The Hungarian top diplomat emphasized that supplies of arms and military equipment could not ensure Kiev's success on the battlefield

BUDAPEST, April 4. /TASS/. Many NATO countries have completely exhausted their stocks of weapons for deliveries to Ukraine and no longer have reserves to support Kiev’s army, Hungarian Minister of Foreign Affairs and External Economic Relations, Peter Szijjarto has said.

He was speaking at a news conference after a meeting with his counterparts from the North Atlantic Alliance countries in Brussels.

As he reviewed the meeting of the NATO-Ukraine Council held there, Szijjarto said: "The overwhelming majority of statements were devoted to how to increase arms supplies. This is partly due to the fact that many NATO countries have almost completely handed over to Ukraine the weapons they had in stock.

In confirmation of this, Szijjarto said that "now Hungary together with the Czech Republic is performing tasks to protect the airspace of Slovakia, because the Slovaks are planning to transfer all their airplanes to the Ukrainians, and they themselves have not yet received new aircraft."

"So now without us and without the Czechs they cannot ensure the security of their airspace," he told Hungarian journalists in the Belgian capital.

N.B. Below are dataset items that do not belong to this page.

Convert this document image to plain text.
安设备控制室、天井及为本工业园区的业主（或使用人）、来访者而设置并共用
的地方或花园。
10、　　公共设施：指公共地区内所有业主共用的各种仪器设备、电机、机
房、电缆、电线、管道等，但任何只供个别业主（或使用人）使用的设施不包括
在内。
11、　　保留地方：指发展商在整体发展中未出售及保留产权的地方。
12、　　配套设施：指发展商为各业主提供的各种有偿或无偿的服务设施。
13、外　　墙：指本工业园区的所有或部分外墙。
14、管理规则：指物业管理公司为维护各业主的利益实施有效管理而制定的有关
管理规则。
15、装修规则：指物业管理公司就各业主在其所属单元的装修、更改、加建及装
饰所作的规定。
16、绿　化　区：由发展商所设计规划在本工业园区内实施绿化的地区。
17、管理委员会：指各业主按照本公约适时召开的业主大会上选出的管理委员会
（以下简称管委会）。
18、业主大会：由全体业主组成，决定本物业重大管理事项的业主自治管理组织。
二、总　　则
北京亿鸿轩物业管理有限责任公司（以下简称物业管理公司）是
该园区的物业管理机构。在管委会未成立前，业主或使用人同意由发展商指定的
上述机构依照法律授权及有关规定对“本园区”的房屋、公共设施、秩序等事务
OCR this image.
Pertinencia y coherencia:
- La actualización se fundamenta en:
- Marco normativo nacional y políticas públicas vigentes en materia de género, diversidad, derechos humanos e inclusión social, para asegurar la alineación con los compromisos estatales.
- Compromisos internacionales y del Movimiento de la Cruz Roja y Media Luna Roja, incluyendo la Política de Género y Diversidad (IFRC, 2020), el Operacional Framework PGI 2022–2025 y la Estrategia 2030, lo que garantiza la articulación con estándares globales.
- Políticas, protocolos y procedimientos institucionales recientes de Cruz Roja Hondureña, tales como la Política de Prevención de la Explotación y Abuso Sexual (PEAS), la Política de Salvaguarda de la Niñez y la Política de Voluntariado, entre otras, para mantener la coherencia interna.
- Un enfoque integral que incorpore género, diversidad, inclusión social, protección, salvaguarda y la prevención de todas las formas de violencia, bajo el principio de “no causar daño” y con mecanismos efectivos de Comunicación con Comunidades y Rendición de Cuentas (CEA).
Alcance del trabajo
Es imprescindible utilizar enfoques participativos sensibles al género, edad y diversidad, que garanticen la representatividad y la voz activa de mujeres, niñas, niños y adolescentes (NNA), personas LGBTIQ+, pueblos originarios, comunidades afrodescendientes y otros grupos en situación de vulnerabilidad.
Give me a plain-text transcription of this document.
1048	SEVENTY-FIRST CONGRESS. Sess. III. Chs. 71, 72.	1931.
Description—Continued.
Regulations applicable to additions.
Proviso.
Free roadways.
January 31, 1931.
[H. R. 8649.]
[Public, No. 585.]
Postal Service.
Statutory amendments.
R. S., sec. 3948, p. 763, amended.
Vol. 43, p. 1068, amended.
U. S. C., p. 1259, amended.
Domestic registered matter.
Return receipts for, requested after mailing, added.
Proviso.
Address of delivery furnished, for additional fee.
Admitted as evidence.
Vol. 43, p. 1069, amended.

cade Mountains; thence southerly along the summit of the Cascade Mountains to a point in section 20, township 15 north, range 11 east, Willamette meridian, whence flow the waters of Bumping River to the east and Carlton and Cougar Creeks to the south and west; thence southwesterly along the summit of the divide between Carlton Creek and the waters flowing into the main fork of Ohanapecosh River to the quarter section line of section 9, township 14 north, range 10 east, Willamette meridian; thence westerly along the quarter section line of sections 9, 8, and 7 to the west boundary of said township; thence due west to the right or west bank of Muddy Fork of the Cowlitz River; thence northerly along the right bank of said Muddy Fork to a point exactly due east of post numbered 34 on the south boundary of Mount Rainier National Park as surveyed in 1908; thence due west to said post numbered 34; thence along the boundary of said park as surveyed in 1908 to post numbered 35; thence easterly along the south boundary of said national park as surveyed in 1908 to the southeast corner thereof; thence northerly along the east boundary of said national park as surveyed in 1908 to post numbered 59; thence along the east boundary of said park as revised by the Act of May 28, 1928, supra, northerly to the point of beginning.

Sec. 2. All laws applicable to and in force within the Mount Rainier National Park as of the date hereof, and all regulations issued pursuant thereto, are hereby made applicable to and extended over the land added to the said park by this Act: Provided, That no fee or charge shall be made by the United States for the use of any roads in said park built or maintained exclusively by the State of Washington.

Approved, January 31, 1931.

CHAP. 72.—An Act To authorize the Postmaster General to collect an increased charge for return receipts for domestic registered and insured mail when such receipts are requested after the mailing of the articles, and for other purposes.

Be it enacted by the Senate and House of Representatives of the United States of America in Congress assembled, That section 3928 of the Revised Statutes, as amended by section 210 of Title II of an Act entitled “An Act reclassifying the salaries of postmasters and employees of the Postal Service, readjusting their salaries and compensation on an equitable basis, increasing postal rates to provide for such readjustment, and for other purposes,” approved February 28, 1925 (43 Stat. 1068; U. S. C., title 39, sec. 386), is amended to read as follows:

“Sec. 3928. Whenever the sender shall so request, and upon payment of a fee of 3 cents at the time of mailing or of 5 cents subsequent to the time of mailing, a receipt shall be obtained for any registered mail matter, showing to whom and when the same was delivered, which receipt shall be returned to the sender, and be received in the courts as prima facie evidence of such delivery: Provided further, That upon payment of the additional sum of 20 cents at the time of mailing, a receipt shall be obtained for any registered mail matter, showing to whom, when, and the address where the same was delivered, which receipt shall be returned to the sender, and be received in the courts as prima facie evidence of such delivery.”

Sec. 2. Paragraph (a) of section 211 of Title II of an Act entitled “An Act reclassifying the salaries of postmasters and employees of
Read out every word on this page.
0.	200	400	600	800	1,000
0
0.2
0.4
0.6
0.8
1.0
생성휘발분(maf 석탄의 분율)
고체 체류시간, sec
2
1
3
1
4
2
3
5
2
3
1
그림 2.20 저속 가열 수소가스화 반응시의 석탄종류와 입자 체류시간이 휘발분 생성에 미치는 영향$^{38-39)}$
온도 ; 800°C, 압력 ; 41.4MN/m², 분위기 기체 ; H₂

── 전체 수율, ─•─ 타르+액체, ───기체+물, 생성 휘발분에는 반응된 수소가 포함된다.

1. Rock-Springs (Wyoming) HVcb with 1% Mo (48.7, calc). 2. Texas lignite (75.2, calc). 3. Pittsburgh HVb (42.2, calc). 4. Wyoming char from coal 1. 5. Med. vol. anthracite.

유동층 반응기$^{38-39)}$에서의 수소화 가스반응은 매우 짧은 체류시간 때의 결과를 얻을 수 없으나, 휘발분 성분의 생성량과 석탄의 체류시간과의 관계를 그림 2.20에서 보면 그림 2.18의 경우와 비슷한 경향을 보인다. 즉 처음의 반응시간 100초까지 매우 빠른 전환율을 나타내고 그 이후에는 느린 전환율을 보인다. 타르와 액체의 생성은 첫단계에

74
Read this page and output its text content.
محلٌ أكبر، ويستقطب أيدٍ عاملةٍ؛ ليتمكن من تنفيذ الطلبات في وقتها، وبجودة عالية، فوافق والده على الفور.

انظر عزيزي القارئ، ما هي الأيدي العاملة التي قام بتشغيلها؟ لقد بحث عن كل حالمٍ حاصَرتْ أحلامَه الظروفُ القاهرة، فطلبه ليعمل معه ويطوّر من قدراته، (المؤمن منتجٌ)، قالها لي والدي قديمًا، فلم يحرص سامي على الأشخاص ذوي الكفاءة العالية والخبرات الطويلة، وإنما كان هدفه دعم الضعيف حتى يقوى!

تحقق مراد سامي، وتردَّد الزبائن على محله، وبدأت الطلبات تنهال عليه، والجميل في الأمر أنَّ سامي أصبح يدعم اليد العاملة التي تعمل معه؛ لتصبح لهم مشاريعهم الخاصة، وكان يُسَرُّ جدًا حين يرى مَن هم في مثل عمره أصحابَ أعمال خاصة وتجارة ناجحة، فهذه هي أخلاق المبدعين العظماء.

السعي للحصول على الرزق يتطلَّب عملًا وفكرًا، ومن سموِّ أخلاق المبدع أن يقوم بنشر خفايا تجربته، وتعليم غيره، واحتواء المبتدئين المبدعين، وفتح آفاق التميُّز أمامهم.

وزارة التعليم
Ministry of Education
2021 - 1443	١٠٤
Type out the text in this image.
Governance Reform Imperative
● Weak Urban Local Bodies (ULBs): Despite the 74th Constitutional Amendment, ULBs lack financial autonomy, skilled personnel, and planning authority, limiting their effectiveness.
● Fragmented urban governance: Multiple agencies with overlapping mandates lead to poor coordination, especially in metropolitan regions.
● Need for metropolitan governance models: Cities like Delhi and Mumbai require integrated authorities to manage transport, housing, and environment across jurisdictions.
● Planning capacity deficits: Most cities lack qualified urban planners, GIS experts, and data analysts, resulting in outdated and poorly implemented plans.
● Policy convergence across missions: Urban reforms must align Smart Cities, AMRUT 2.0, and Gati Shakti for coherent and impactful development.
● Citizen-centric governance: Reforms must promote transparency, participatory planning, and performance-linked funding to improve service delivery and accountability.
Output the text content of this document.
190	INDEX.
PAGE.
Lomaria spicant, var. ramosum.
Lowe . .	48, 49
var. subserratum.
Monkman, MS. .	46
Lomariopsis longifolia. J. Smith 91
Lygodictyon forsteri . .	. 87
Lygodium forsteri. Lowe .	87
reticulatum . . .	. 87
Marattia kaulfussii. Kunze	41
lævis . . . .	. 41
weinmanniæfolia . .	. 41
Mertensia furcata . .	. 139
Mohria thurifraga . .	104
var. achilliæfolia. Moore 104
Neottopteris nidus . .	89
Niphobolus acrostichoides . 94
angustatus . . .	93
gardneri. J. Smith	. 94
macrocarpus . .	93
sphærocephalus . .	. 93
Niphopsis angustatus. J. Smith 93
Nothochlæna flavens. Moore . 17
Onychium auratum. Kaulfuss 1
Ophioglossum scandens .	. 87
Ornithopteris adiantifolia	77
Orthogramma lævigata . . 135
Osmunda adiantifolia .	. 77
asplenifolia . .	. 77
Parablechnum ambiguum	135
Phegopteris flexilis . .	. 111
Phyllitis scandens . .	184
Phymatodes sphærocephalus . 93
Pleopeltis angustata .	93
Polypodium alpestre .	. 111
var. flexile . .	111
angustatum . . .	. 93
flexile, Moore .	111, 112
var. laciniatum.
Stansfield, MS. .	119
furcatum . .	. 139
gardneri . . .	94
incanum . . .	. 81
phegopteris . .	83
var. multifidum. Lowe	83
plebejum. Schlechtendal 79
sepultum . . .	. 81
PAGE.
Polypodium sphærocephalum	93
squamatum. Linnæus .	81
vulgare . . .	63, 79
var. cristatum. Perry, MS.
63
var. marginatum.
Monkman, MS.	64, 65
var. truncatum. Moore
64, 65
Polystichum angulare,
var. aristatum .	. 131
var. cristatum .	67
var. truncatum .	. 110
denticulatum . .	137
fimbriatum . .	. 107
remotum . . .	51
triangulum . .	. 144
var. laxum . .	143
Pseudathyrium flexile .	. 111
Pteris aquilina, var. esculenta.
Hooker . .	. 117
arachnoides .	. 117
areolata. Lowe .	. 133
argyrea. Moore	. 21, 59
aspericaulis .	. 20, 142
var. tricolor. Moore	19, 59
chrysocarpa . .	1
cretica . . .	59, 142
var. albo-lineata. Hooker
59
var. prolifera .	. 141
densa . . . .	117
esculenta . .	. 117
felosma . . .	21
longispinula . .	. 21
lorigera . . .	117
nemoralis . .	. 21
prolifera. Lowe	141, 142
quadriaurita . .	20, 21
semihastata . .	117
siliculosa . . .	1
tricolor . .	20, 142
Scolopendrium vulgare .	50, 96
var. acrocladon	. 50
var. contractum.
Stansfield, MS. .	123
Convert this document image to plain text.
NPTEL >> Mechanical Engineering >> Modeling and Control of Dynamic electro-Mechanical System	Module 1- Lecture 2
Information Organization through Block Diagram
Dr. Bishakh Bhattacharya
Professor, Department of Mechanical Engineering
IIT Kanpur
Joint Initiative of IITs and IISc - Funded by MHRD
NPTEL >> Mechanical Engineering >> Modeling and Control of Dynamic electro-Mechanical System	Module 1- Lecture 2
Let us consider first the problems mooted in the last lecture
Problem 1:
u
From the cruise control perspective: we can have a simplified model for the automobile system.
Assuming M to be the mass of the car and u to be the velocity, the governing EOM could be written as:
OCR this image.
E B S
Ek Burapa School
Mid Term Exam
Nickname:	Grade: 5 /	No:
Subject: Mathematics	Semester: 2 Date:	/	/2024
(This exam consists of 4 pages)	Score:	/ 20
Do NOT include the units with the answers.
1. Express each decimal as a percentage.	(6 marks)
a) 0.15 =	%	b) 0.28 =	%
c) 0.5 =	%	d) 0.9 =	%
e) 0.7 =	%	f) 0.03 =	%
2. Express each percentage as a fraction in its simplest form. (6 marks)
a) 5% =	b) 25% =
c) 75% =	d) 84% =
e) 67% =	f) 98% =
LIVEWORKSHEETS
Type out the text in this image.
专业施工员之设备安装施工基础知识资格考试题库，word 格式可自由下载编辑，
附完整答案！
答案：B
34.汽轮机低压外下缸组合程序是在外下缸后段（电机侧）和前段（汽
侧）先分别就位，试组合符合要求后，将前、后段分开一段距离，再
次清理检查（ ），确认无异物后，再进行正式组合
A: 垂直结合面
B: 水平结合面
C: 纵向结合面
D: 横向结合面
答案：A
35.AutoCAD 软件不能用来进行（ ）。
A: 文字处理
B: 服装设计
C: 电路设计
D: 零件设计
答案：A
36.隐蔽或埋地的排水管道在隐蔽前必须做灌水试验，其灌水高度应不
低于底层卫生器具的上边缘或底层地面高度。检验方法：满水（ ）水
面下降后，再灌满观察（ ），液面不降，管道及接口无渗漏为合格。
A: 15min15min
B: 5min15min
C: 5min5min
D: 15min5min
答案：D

Szijjarto complained that this circumstance was unable to stop the West and the meeting once again focused on increasing arms deliveries to Ukraine. Szijjarto quoted one of his colleagues, without naming him, who said that "the aim is not to achieve peace, but to win the war."

The Hungarian government considers this approach wrong. Szijjarto believes that it is necessary to achieve peace in Ukraine as soon as possible, because the continuation of hostilities will lead to more casualties and destruction. In addition, Szijjarto emphasized, supplies of arms and military equipment cannot ensure Kiev's success on the battlefield, "do not meet the expectations of the West" and only create the risk of escalating the conflict and dragging the alliance’s countries into it.

"NATO is on the brink of war [with Russia]," the Hungarian foreign minister warned.